I’ve heard tales of beneficent corporations, whose patriarchal owners cared for their employees like family. But that ship sailed long ago, and few were given passage. From what I’ve read, it was a jolly cruise that touched every port, what Conrad calls “the merry dance of death and trade.” The ship is a museum now. I went to see it a few years ago, prole that I am, taking three forms of public transport and walking a mile through a dripping Victorian tunnel before emerging into the light that is Greenwich, the measure for all time. Ships like that one paid for some very beautiful monuments, parks, symphony halls, and museums—places Internet humorists can go to think things through. I went over to Tate Britain (Henry Tate, sugar baron), where I stood in the J.M.W. Turner galleries, thinking of his famous painting The Slave Ship, feeling that some really nice things have been offered to us all for looking the other way.
You see, I’m from that radical community in my novel. My maternal grandfather was an international organizer for the United Mine Workers, and a district president. Radical, in his day, meant expecting to be able to feed and clothe your children. It meant asking your employers to see that you weren’t crushed, blown up, or burned to death while you worked for them, and to ensure that, after you retired, you didn’t hack away at silicosis until your heart failed. It meant living like men and women, not machine parts, and being able to speak your mind, even against the corporation or your government, if need be. So you’ll pardon the hell out of me if mentioning the death, misery, and disruption of a stupidly chosen war does not align with the editorial policies of a corporate publisher.

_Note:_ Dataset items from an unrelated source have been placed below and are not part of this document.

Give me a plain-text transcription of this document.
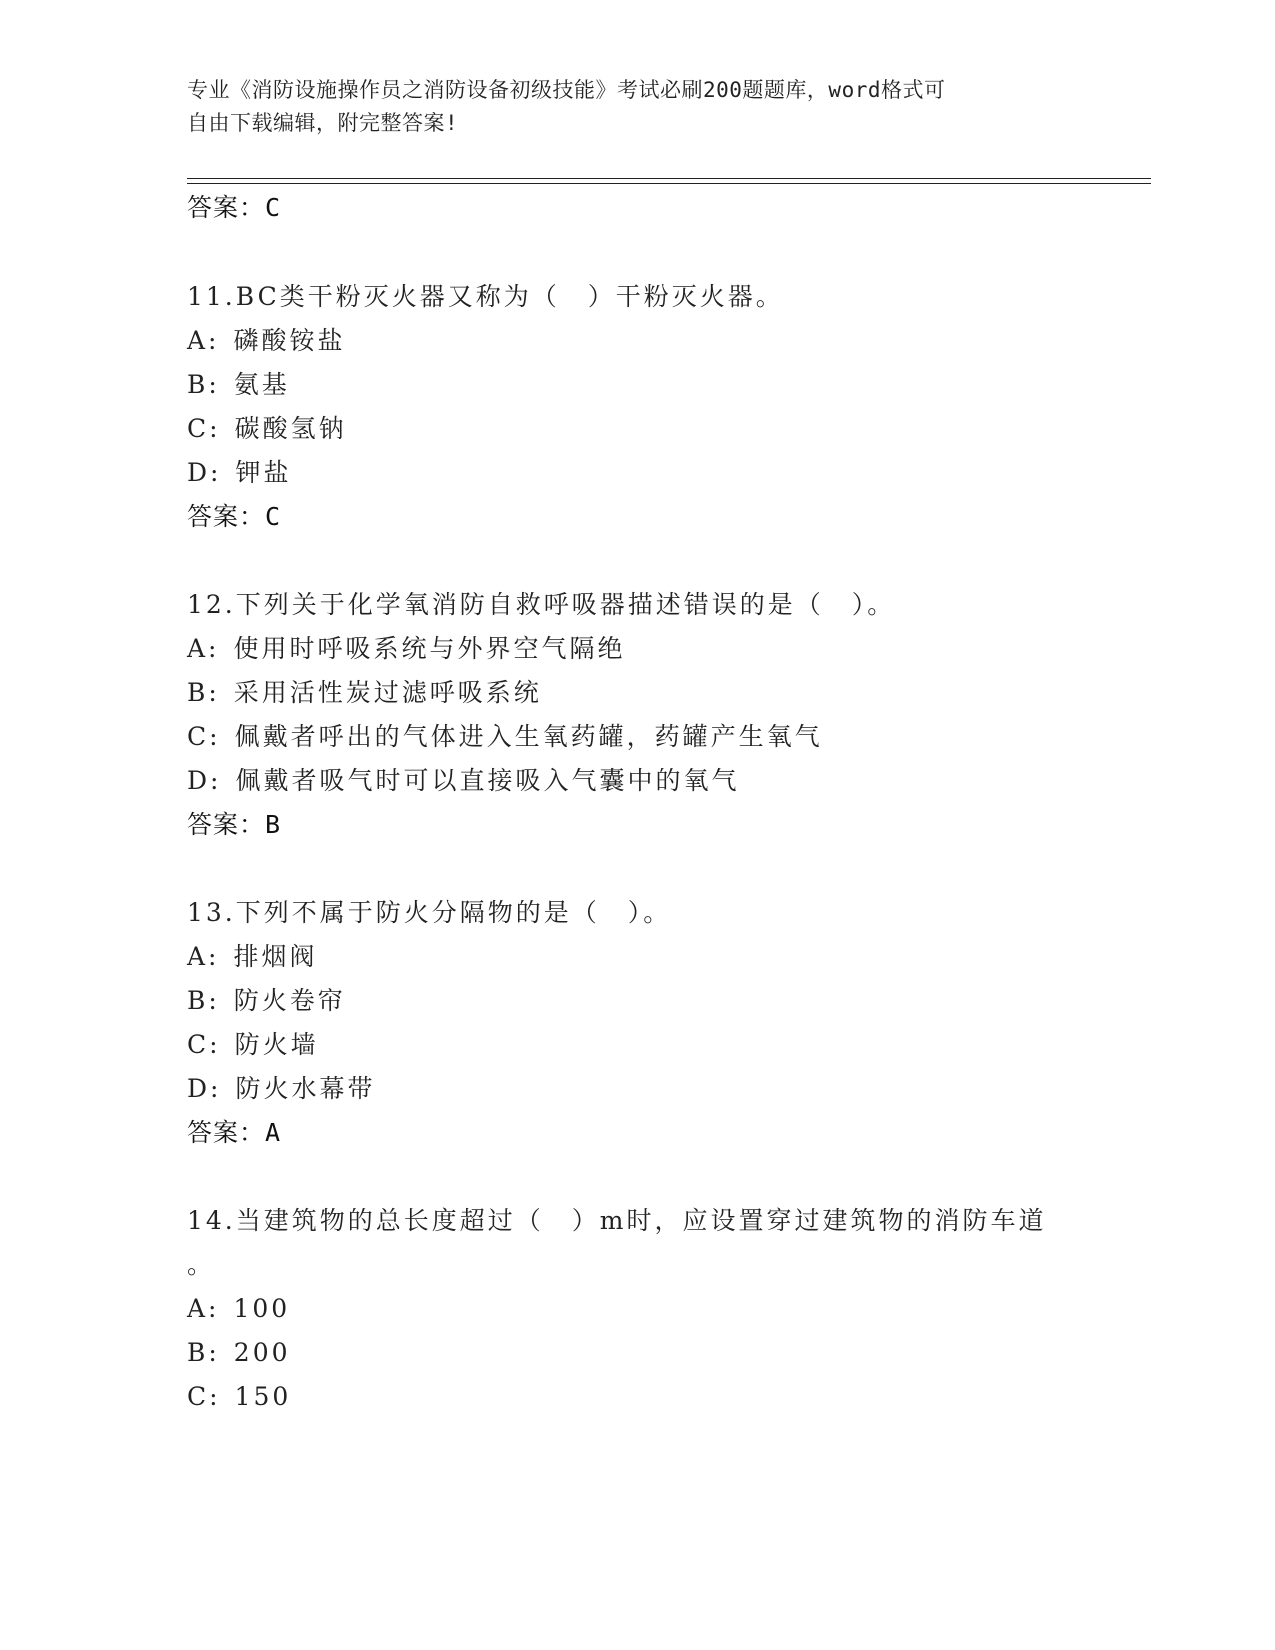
专业《消防设施操作员之消防设备初级技能》考试必刷200题题库，word格式可

自由下载编辑，附完整答案!

答案：C
11.BC类干粉灭火器又称为（　）干粉灭火器。
A: 磷酸铵盐
B: 氨基
C: 碳酸氢钠
D: 钾盐
答案：C
12.下列关于化学氧消防自救呼吸器描述错误的是（　）。
A: 使用时呼吸系统与外界空气隔绝
B: 采用活性炭过滤呼吸系统
C: 佩戴者呼出的气体进入生氧药罐，药罐产生氧气
D: 佩戴者吸气时可以直接吸入气囊中的氧气
答案：B
13.下列不属于防火分隔物的是（　）。
A: 排烟阀
B: 防火卷帘
C: 防火墙
D: 防火水幕带
答案：A
14.当建筑物的总长度超过（　）m时，应设置穿过建筑物的消防车道
。
A: 100
B: 200
C: 150
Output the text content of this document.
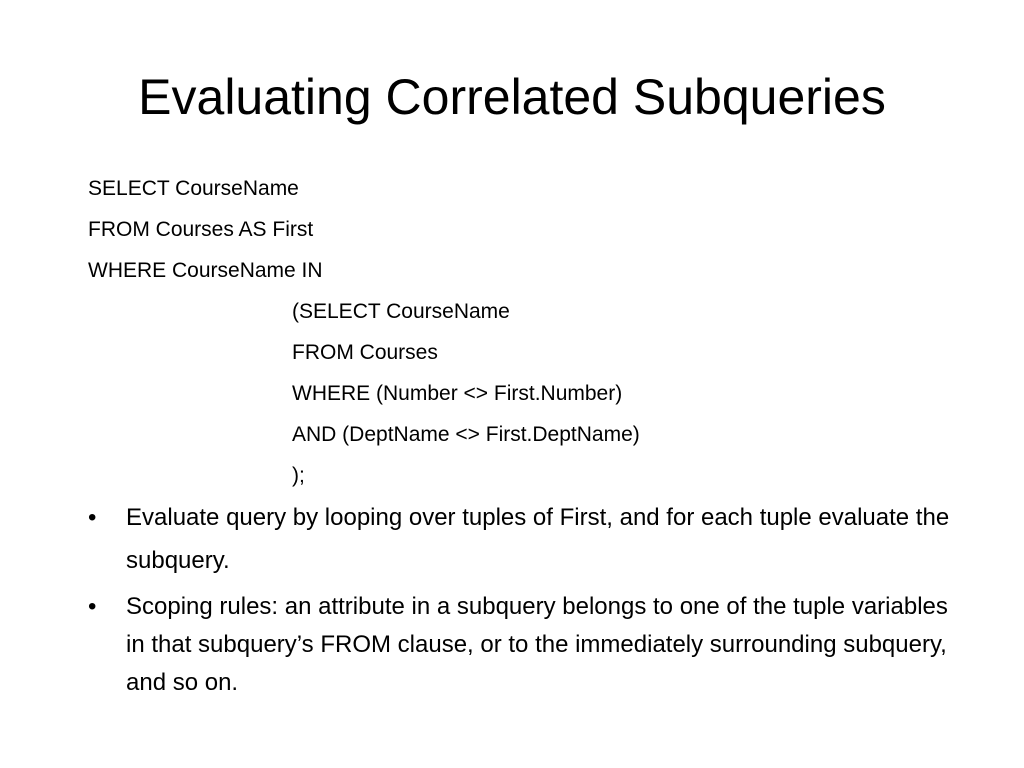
Evaluating Correlated Subqueries
SELECT CourseName
FROM Courses AS First
WHERE CourseName IN
(SELECT CourseName
FROM Courses
WHERE (Number <> First.Number)
AND (DeptName <> First.DeptName)
);
•	Evaluate query by looping over tuples of First, and for each tuple evaluate the subquery.
•	Scoping rules: an attribute in a subquery belongs to one of the tuple variables in that subquery’s FROM clause, or to the immediately surrounding subquery, and so on.
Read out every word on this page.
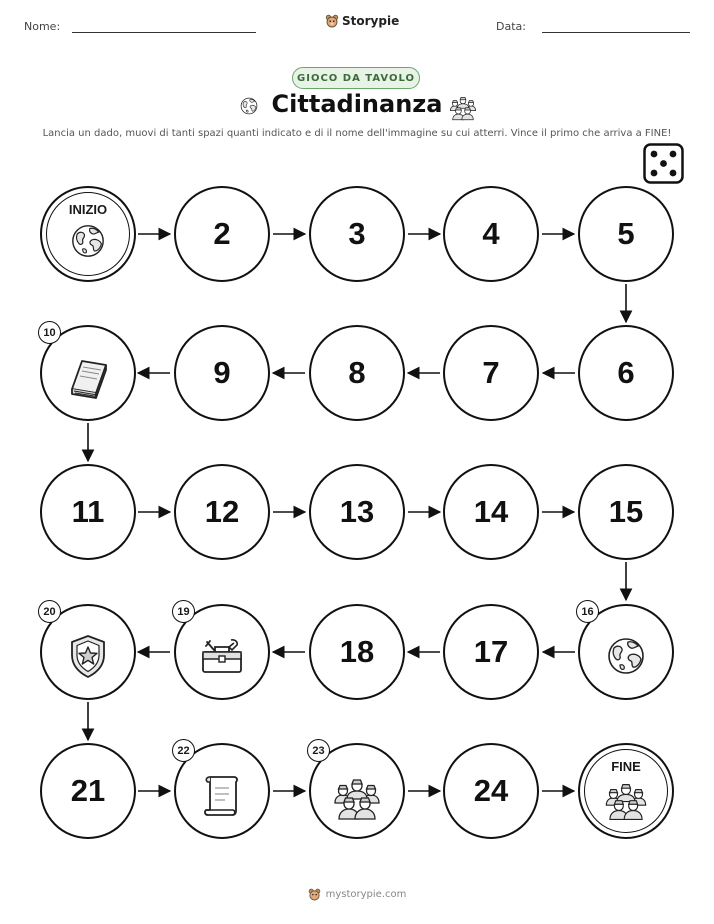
Nome:	Storypie	Data:
GIOCO DA TAVOLO
Cittadinanza
Lancia un dado, muovi di tanti spazi quanti indicato e di il nome dell'immagine su cui atterri. Vince il primo che arriva a FINE!
INIZIO
2	3	4	5
10
9	8	7	6
11	12	13	14	15
20	19
18	17
16
21
22	23
24
FINE
mystorypie.com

I’d made up my mind to do the right thing for all of us, when the Chronicle wrote to say that their usual stable of writers had heard about the blog, were upset at an outsider doing it, and wanted to write it themselves. They were sorry, but they needed to go in that direction. Mrs. Churm comforted me as I sobbed over the loss of the extra bucket of money. I am but a man, with two little boys and a 136-year-old house.
Now I can go to Inside Higher Ed—where the audience is younger and more Web-savvy and the prose reads simply and clearly, which means it took hours and days to write—with a clear conscience. An early post will be an interview with a very nice ex-stripper named Mimi, who happens to have a master’s from Cambridge and a new book deal. She’s angry because she says her corporate publisher is trying to package her book in pink and glitter and turn it into Pretty Woman, when what she wrote is an analysis and critique of strip-club culture. “Fucking Rupert Murdoch,” she says.
Between Christmas and New Year’s, I’ll be in Philadelphia, at the Modern Language Association Conference, to kick off the blog. It’s called The Education of Oronte Churm. If you’ll be at MLA, be sure to stop by the Inside Higher Ed booth and say hello. If not, please come on over to Insidehighered.com/churm regularly. We’ll talk as we wish, about compromise, about getting what we want, and about life, college or otherwise, as it is.